Beyond kable(), the gt package creates highly customizable HTML/LaTeX tables, and flextable is the best option for Word output.

library(gt)

# Publication-quality table with gt
mtcars |>
  dplyr::group_by(cyl) |>
  dplyr::summarize(
    n = dplyr::n(),
    avg_mpg = mean(mpg),
    sd_mpg = sd(mpg),
    avg_hp = mean(hp)
  ) |>
  gt() |>
  tab_header(
    title = "Vehicle Performance by Cylinder Count",
    subtitle = "Data from mtcars dataset"
  ) |>
  fmt_number(columns = c(avg_mpg, sd_mpg, avg_hp), decimals = 1) |>
  cols_label(
    cyl = "Cylinders", n = "N",
    avg_mpg = "Mean MPG", sd_mpg = "SD MPG", avg_hp = "Mean HP"
  ) |>
  tab_source_note("Source: Motor Trend, 1974")

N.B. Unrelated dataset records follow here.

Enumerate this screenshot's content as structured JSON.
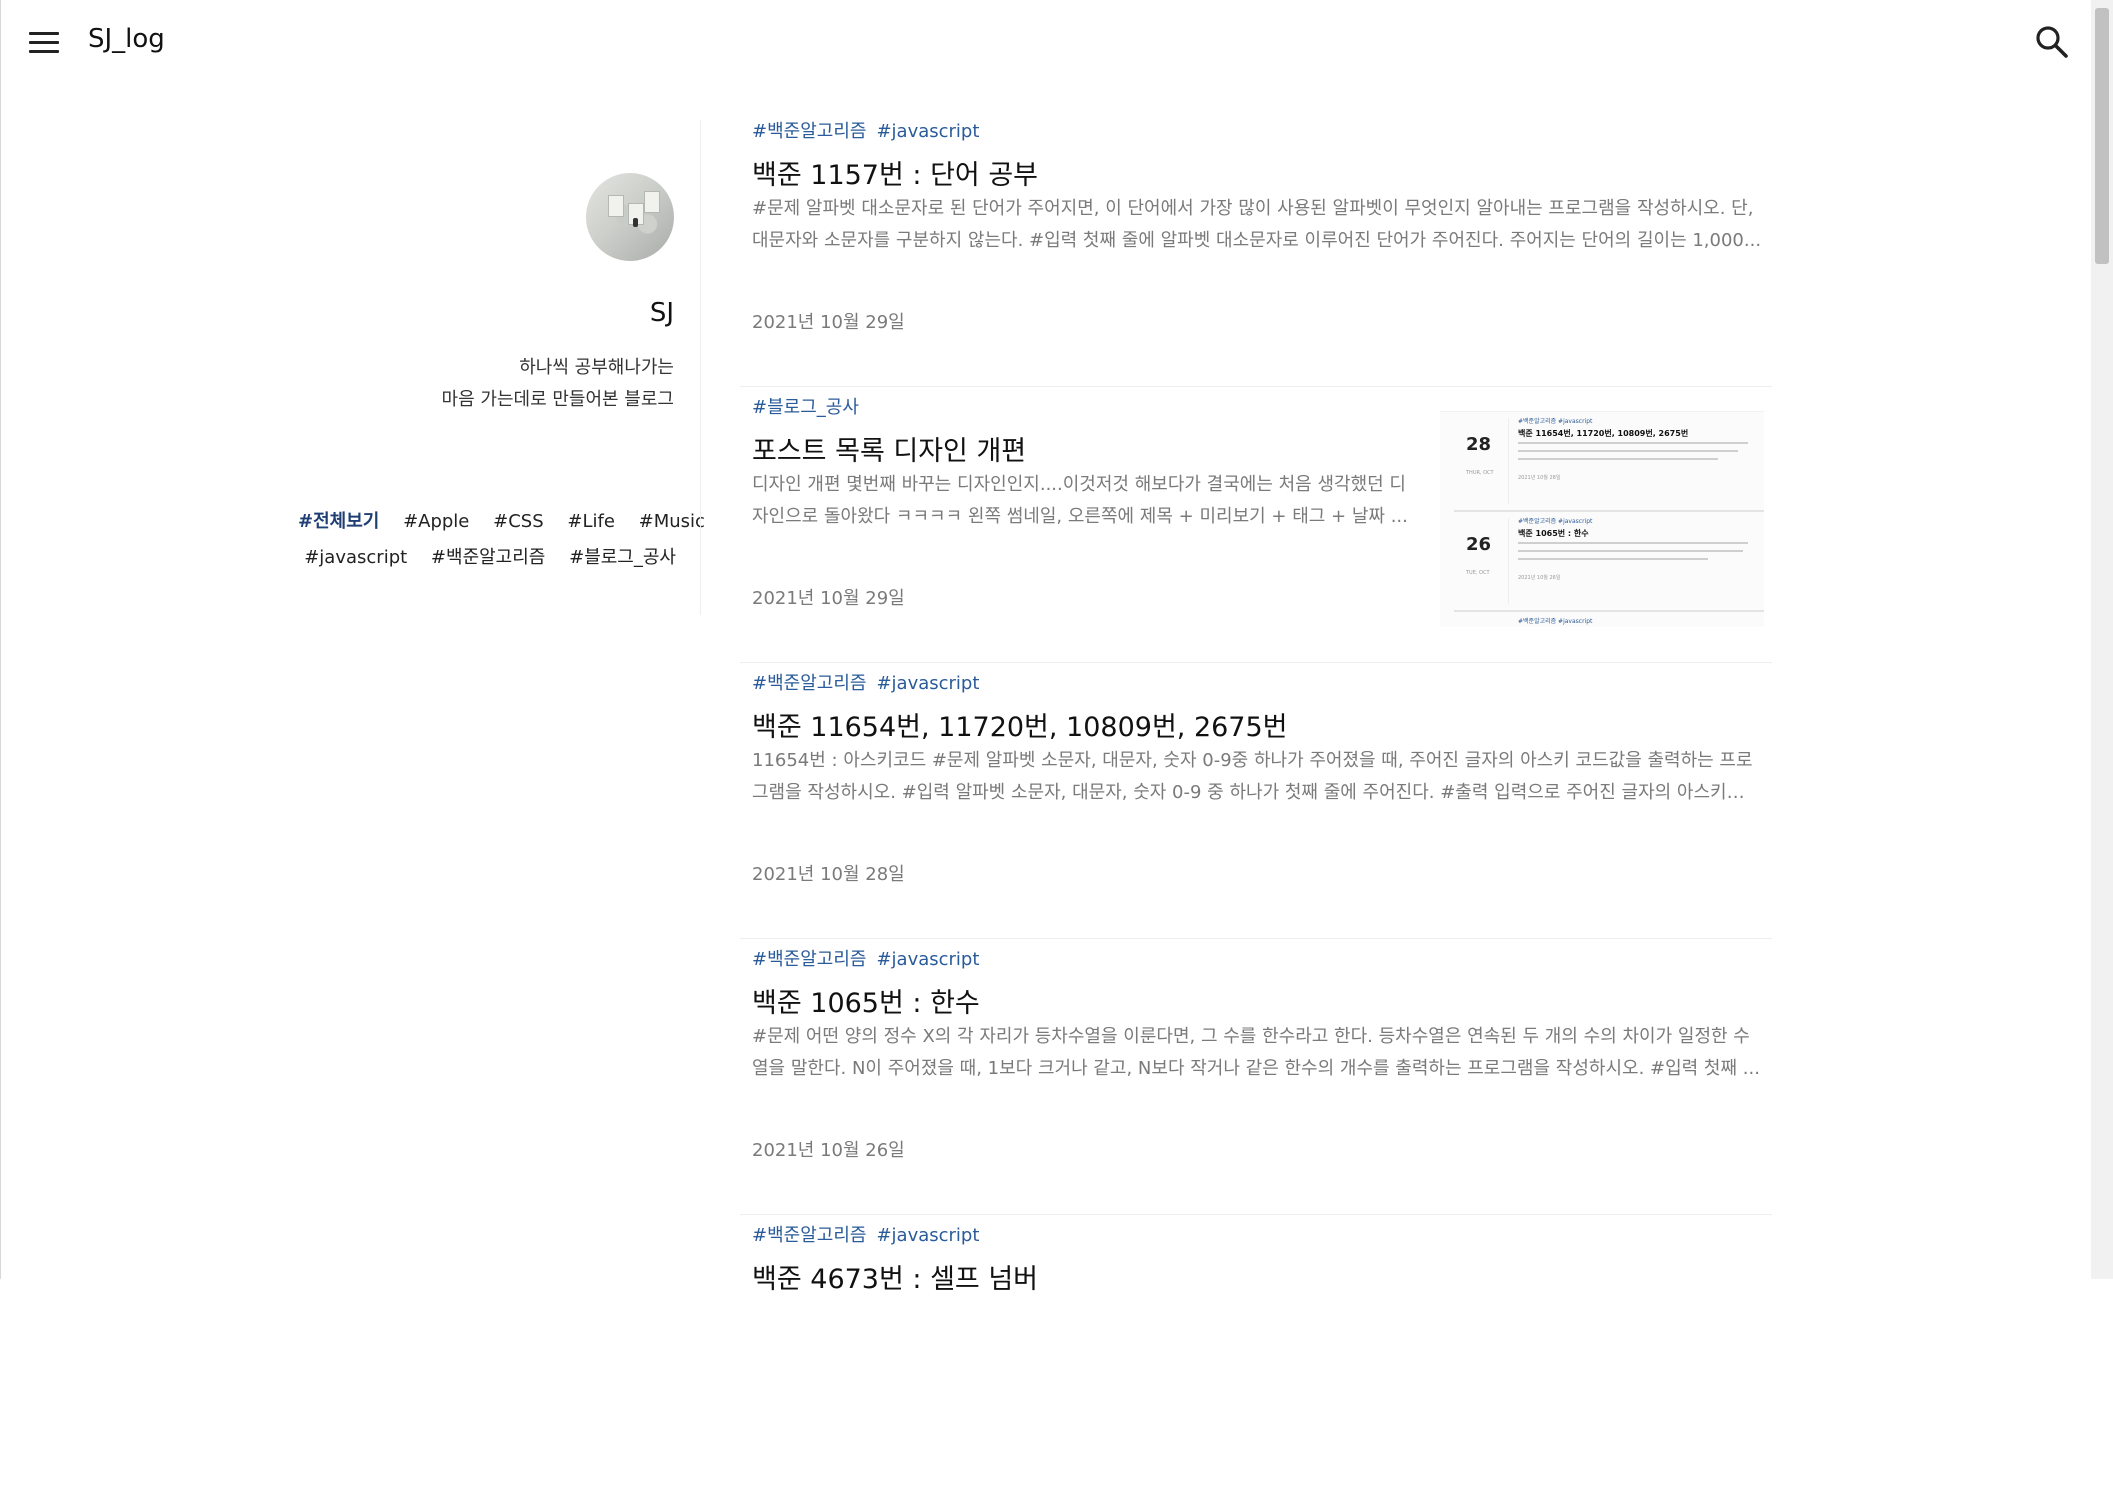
{
  "header": {
    "menu_icon": "hamburger-menu-icon",
    "logo": "SJ_log",
    "search_icon": "search-icon"
  },
  "profile": {
    "name": "SJ",
    "bio_line1": "하나씩 공부해나가는",
    "bio_line2": "마음 가는데로 만들어본 블로그"
  },
  "tags": [
    {
      "label": "#전체보기",
      "active": true
    },
    {
      "label": "#Apple"
    },
    {
      "label": "#CSS"
    },
    {
      "label": "#Life"
    },
    {
      "label": "#Music"
    },
    {
      "label": "#javascript"
    },
    {
      "label": "#백준알고리즘"
    },
    {
      "label": "#블로그_공사"
    }
  ],
  "posts": [
    {
      "tags": [
        "#백준알고리즘",
        "#javascript"
      ],
      "title": "백준 1157번 : 단어 공부",
      "excerpt": "#문제 알파벳 대소문자로 된 단어가 주어지면, 이 단어에서 가장 많이 사용된 알파벳이 무엇인지 알아내는 프로그램을 작성하시오. 단, 대문자와 소문자를 구분하지 않는다. #입력 첫째 줄에 알파벳 대소문자로 이루어진 단어가 주어진다. 주어지는 단어의 길이는 1,000...",
      "date": "2021년 10월 29일"
    },
    {
      "tags": [
        "#블로그_공사"
      ],
      "title": "포스트 목록 디자인 개편",
      "excerpt": "디자인 개편 몇번째 바꾸는 디자인인지....이것저것 해보다가 결국에는 처음 생각했던 디자인으로 돌아왔다 ㅋㅋㅋㅋ 왼쪽 썸네일, 오른쪽에 제목 + 미리보기 + 태그 + 날짜 ...",
      "date": "2021년 10월 29일",
      "thumbnail": {
        "cards": [
          {
            "day": "28",
            "dow": "THUR, OCT",
            "tags": "#백준알고리즘   #javascript",
            "title": "백준 11654번, 11720번, 10809번, 2675번",
            "date": "2021년 10월 28일"
          },
          {
            "day": "26",
            "dow": "TUE, OCT",
            "tags": "#백준알고리즘   #javascript",
            "title": "백준 1065번 : 한수",
            "date": "2021년 10월 26일"
          },
          {
            "tags": "#백준알고리즘   #javascript"
          }
        ]
      }
    },
    {
      "tags": [
        "#백준알고리즘",
        "#javascript"
      ],
      "title": "백준 11654번, 11720번, 10809번, 2675번",
      "excerpt": "11654번 : 아스키코드 #문제 알파벳 소문자, 대문자, 숫자 0-9중 하나가 주어졌을 때, 주어진 글자의 아스키 코드값을 출력하는 프로그램을 작성하시오. #입력 알파벳 소문자, 대문자, 숫자 0-9 중 하나가 첫째 줄에 주어진다. #출력 입력으로 주어진 글자의 아스키 코...",
      "date": "2021년 10월 28일"
    },
    {
      "tags": [
        "#백준알고리즘",
        "#javascript"
      ],
      "title": "백준 1065번 : 한수",
      "excerpt": "#문제 어떤 양의 정수 X의 각 자리가 등차수열을 이룬다면, 그 수를 한수라고 한다. 등차수열은 연속된 두 개의 수의 차이가 일정한 수열을 말한다. N이 주어졌을 때, 1보다 크거나 같고, N보다 작거나 같은 한수의 개수를 출력하는 프로그램을 작성하시오. #입력 첫째 ...",
      "date": "2021년 10월 26일"
    },
    {
      "tags": [
        "#백준알고리즘",
        "#javascript"
      ],
      "title": "백준 4673번 : 셀프 넘버"
    }
  ],
  "colors": {
    "tag_link": "#2a5b9a",
    "active_tag": "#1f3f74",
    "muted_text": "#7a7a7a"
  }
}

# Save as Word-compatible table with flextable
library(flextable)

ft <- mtcars |>
  dplyr::slice_head(n = 5) |>
  dplyr::select(mpg, cyl, hp, wt) |>
  flextable() |>
  set_header_labels(mpg = "MPG", cyl = "Cylinders",
                     hp = "Horsepower", wt = "Weight") |>
  theme_vanilla() |>
  autofit()

# Render in R Markdown/Quarto or save directly:
# save_as_docx(ft, path = "table.docx")
gt vs. flextable vs. kableExtra gt excels at HTML and LaTeX output with a grammar-of-tables philosophy. flextable is the best choice when your primary output is Word (.docx), as it renders natively in Word documents. kableExtra extends kable() with styling options and works well for quick HTML/LaTeX tables.

9.15 Tables in R Markdown/Quarto

# Simple kable table
library(knitr)
kable(head(mtcars, 5), caption = "First 5 cars")

# Styled table with kableExtra
library(kableExtra)
kable(head(mtcars, 5)) |>
  kable_styling(bootstrap_options = c("striped", "hover"))

Exercises

Exercise 9.1

Create an R Markdown document that loads the palmerpenguins dataset, produces a summary table grouped by species (using kable()), and includes a scatterplot of bill length vs. bill depth. Render it to HTML with a table of contents.

Exercise 9.2

Convert your R Markdown file from Exercise 9.1 to a Quarto .qmd file. Use the #| chunk option syntax and add a figure caption with cross-referencing (@fig-scatter). Render to both HTML and PDF.

Exercise 9.3

Create a parameterized R Markdown report that takes a species parameter (default: "Adelie"). The report should filter the palmerpenguins dataset to that species, show a summary table using gt, and include a histogram of body mass. Render the report three times, once for each species, producing three separate HTML files.

Exercise 9.4

Build a Quarto revealjs presentation about the mtcars dataset. Include at least 4 slides: (1) a title slide, (2) a slide with a summary table, (3) a slide with a ggplot scatter plot using cross-referencing, and (4) a slide with incremental bullet points summarizing key findings. Use the moon theme and add slide numbers.